Tetapi, jika pihak kampus tidak bertanggung jawab atas perpindahan mahasiswa. Lukman menyebut mahasiswa dapat menuntut pihak kampus bahkan sampai ke jalur pidana.
“Mahasiswa bisa menuntut pidana penyelenggara pendidikan, karena semua terkait kesalahan dan lainnya itu harus menjadi tanggung jawabnya dari badan penyelenggara,” tutupnya.
Sementara itu, Kepala STIE Tribuana Kota Bekasi, Edison Hamid, enggan memberikan komentar terkait kasus tersebut.
“No comment,” kata Edison singkat dan langsung berlalu meninggalkan awak media, Senin (5/6).
Kredibilitas Perguruan Tinggi di Bekasi Tercoreng
Pengamat Pendidikan sekaligus akademisi Universitas Islam 45 Bekasi, Imam Kobul Yahya, mendukung penuh tindakan Kemedikbudristek Dikti menarik izin operasional PTS yang terbukti melanggar ketentuan perguruan tinggi, terutama mereka yang melakukan tindakan jual beli ijazah.
Dirinya dengan tegas mengatakan, perguruan tinggi bukanlah pasar yang sepatutnya dijadikan tempat untuk transaksi jual beli.
“Saya sering bilang, kampus itu tempatnya intelektual, kalau tempat jual beli ya di pasar bukan di kampus,” kata Imam kepada SuaraBekaci.id, Rabu (7/6).
Dirinya menyebut kasus ditutupnya STIE Tribuana akan berdampak buruk pada dunia pendidikan khususnya di Kota Bekasi.
Perguruan tinggi di Kota Bekasi akan mengalami penurunan kredibilitas di mata masyarakat.
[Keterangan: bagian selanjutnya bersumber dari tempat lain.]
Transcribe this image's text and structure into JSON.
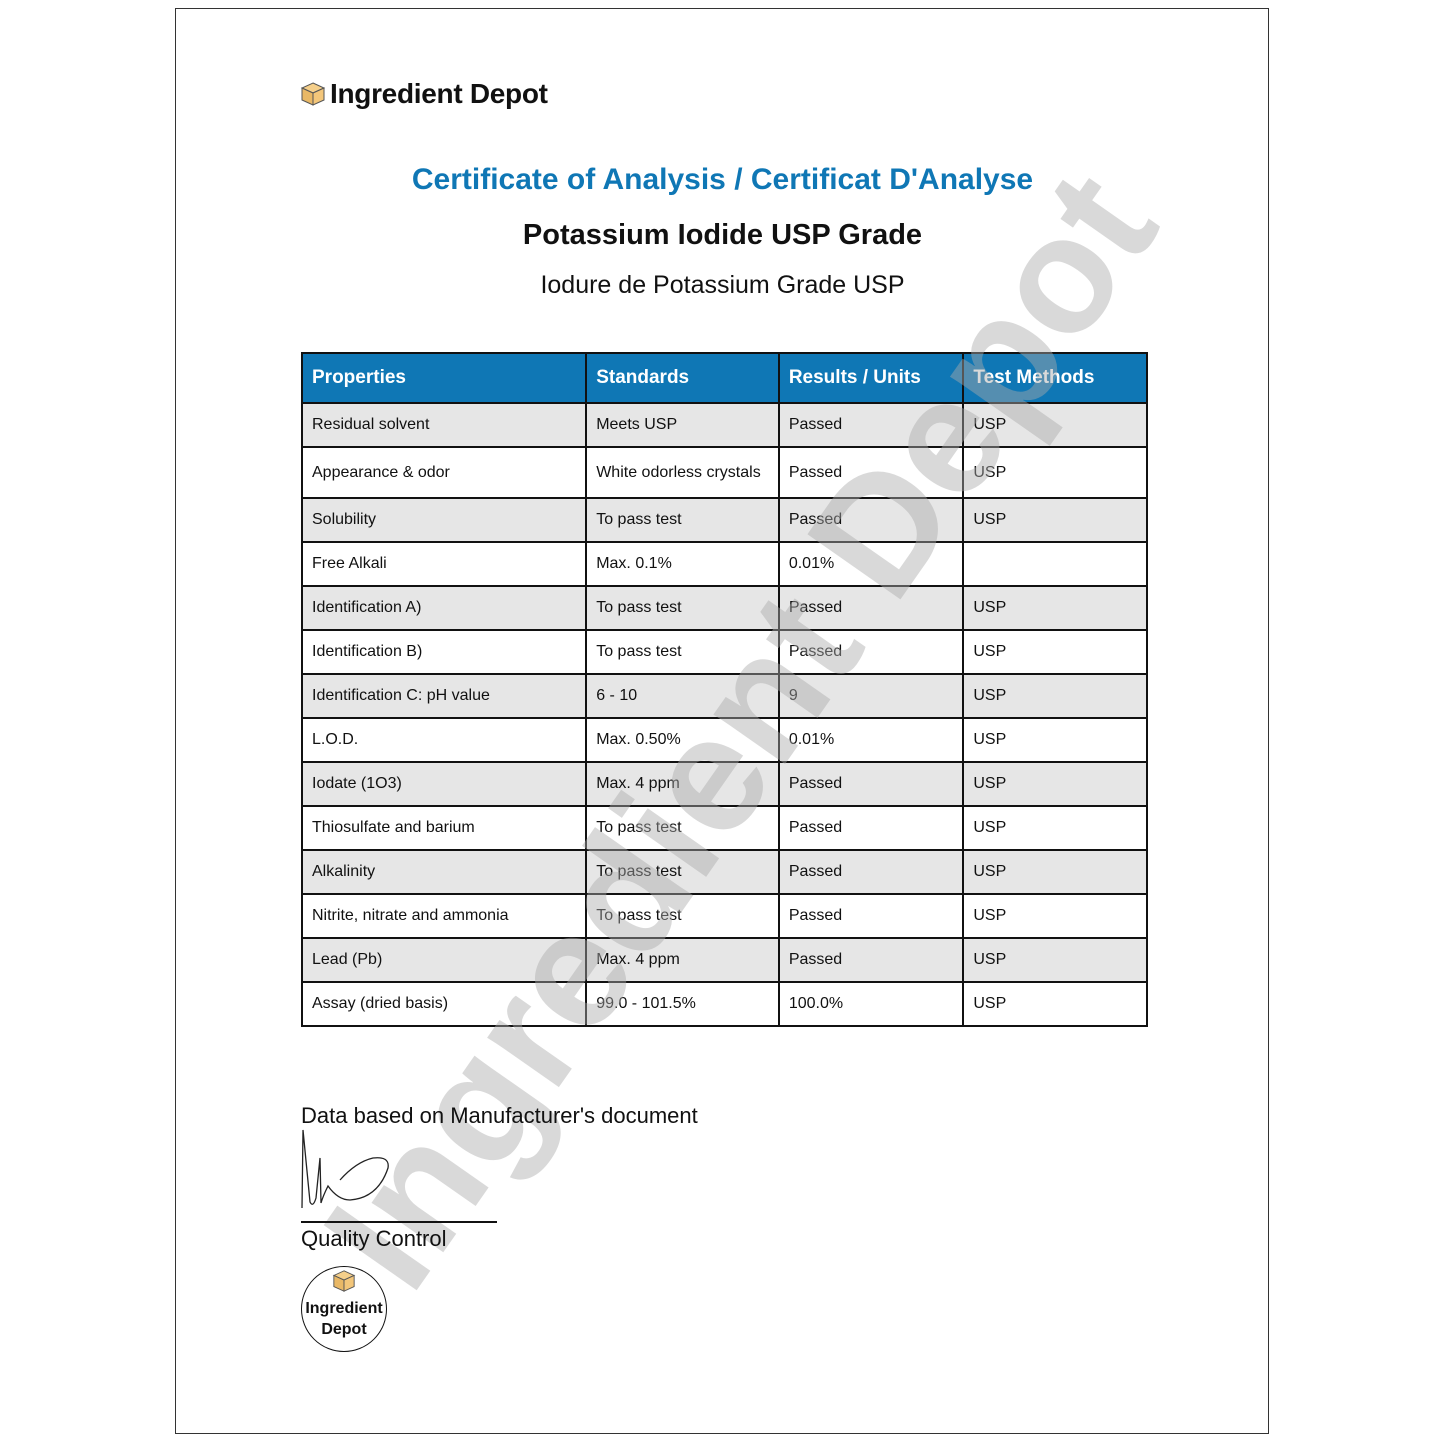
{
  "brand": {
    "name": "Ingredient Depot",
    "icon": "box-icon",
    "accent": "#0f77b5"
  },
  "header": {
    "title": "Certificate of Analysis / Certificat D'Analyse",
    "product": "Potassium Iodide USP Grade",
    "product_fr": "Iodure de Potassium Grade USP"
  },
  "table": {
    "columns": [
      "Properties",
      "Standards",
      "Results / Units",
      "Test Methods"
    ],
    "rows": [
      [
        "Residual solvent",
        "Meets USP",
        "Passed",
        "USP"
      ],
      [
        "Appearance & odor",
        "White odorless crystals",
        "Passed",
        "USP"
      ],
      [
        "Solubility",
        "To pass test",
        "Passed",
        "USP"
      ],
      [
        "Free Alkali",
        "Max. 0.1%",
        "0.01%",
        ""
      ],
      [
        "Identification A)",
        "To pass test",
        "Passed",
        "USP"
      ],
      [
        "Identification B)",
        "To pass test",
        "Passed",
        "USP"
      ],
      [
        "Identification C: pH value",
        "6 - 10",
        "9",
        "USP"
      ],
      [
        "L.O.D.",
        "Max. 0.50%",
        "0.01%",
        "USP"
      ],
      [
        "Iodate (1O3)",
        "Max. 4 ppm",
        "Passed",
        "USP"
      ],
      [
        "Thiosulfate and barium",
        "To pass test",
        "Passed",
        "USP"
      ],
      [
        "Alkalinity",
        "To pass test",
        "Passed",
        "USP"
      ],
      [
        "Nitrite, nitrate and ammonia",
        "To pass test",
        "Passed",
        "USP"
      ],
      [
        "Lead (Pb)",
        "Max. 4 ppm",
        "Passed",
        "USP"
      ],
      [
        "Assay (dried basis)",
        "99.0 - 101.5%",
        "100.0%",
        "USP"
      ]
    ]
  },
  "footer": {
    "note": "Data based on Manufacturer's document",
    "signature_label": "Quality Control",
    "stamp": [
      "Ingredient",
      "Depot"
    ]
  },
  "watermark": "Ingredient Depot"
}
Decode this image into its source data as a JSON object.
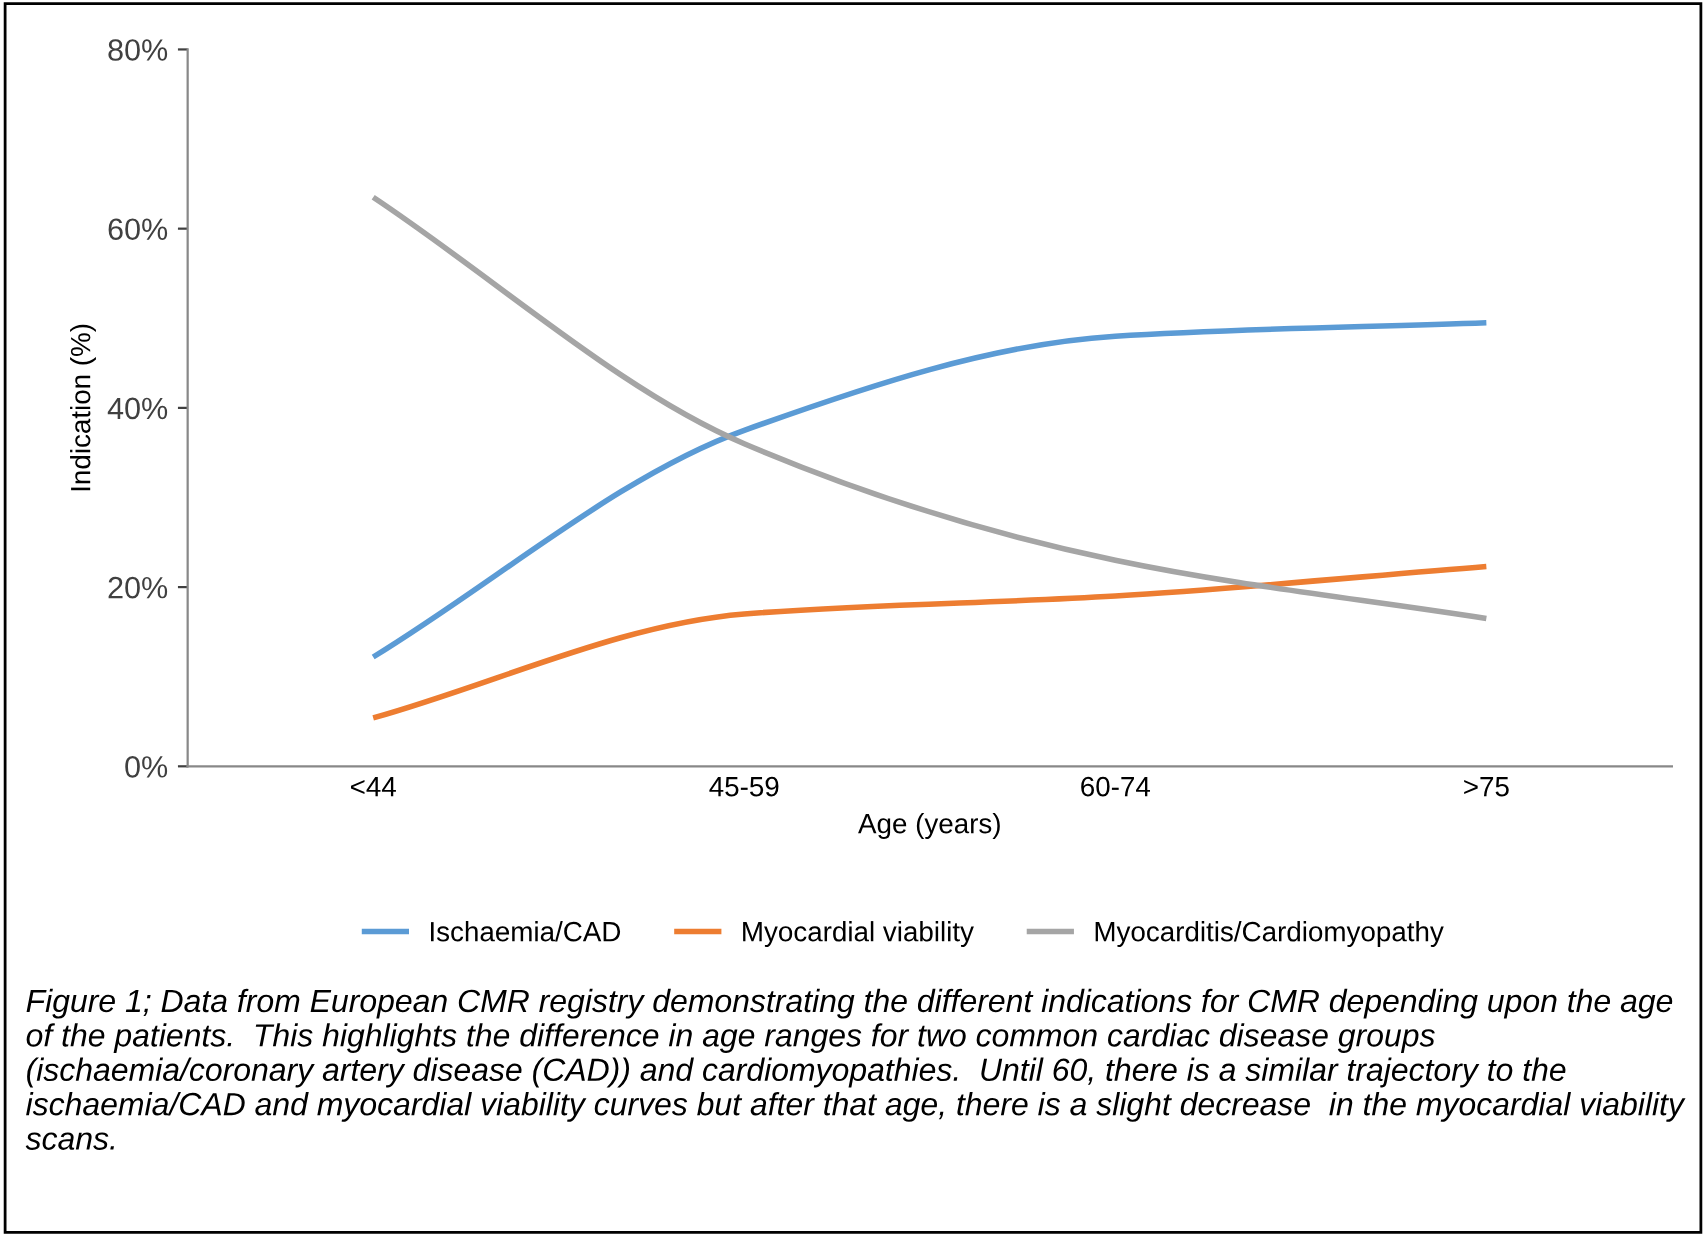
{
  "chart_data": {
    "type": "line",
    "xlabel": "Age (years)",
    "ylabel": "Indication (%)",
    "categories": [
      "<44",
      "45-59",
      "60-74",
      ">75"
    ],
    "series": [
      {
        "name": "Ischaemia/CAD",
        "color": "#5b9bd5",
        "values": [
          12.2,
          37.5,
          48,
          49.5
        ]
      },
      {
        "name": "Myocardial viability",
        "color": "#ed7d31",
        "values": [
          5.4,
          17,
          19,
          22.3
        ]
      },
      {
        "name": "Myocarditis/Cardiomyopathy",
        "color": "#a5a5a5",
        "values": [
          63.5,
          36,
          23,
          16.5
        ]
      }
    ],
    "ylim": [
      0,
      80
    ],
    "yticks": [
      {
        "value": 0,
        "label": "0%"
      },
      {
        "value": 20,
        "label": "20%"
      },
      {
        "value": 40,
        "label": "40%"
      },
      {
        "value": 60,
        "label": "60%"
      },
      {
        "value": 80,
        "label": "80%"
      }
    ],
    "legend": "bottom",
    "grid": false,
    "marker": "none",
    "line_style": "solid",
    "annotations": [
      "Figure 1; Data from European CMR registry demonstrating the different indications for CMR depending upon the age of the patients.  This highlights the difference in age ranges for two common cardiac disease groups (ischaemia/coronary artery disease (CAD)) and cardiomyopathies.  Until 60, there is a similar trajectory to the ischaemia/CAD and myocardial viability curves but after that age, there is a slight decrease  in the myocardial viability scans."
    ]
  }
}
Terutama bagi mereka yang berasal dari luar daerah.
“Orang berpikir ulang ‘waduh nanti seperti ini, manti ijazah saya seperti apa’ kan gitu, carut marut,” ucapnya.
Terlebih menurut Imam, kasus pencabutan izin PTS oleh Kemendikbudristek Dikti bukanlah yang pertama terjadi di Kota Bekasi.
Imam mencatat, beberapa waktu lalu hal serupa pernah terjadi di STIE Adhy Niaga Bekasi.
Imam mengatakan, praktek jual beli ijazah sudah lama terjadi. Sementara, tindakan yang bisa dilakukan Kemendikbudristek Dikti hanyalah sebatas mencabut izin operasional PTS yang bermasalah.
Sedangkan menurutnya, untuk memberikan efek jera pada pelaku yang mendirikan PTS bodong semacam STIE Tribuana, perlu dilakukannya jalur hukum.
Dalam hal ini, Imam mengatakan mahasiswa sebagai korban yang bisa mengambil langkah melaporkan kampus ke pihak kepolisian.
“Sebetulnya perlu (jalur hukum), dibuat efek jera terhadap perguruan tinggi yang masih main-main, menurut saya,” ujarnya.
Imam menyebut, sudah sepatutnya mahasiswa lebih bijak jika menemukan kesalahan-kesalahan semacam itu. Mereka harus berani menyuarakan kebenaran, apalagi hal itu menyangkut diri mereka sendiri.
“Biasanya mereka kalau ada kesalahan pemerintah aja demo, masa yang langsung ke dirinya sendiri dia gak berani, dia harus berani mengungkapkan itu dan berani melaporkan itu,” ungkapnya.
*SuaraBekaci.id gunakan nama samaran karena dugaan intervensi kepada sejumlah mahasiswa yang menuntut kejelasan nasibnya.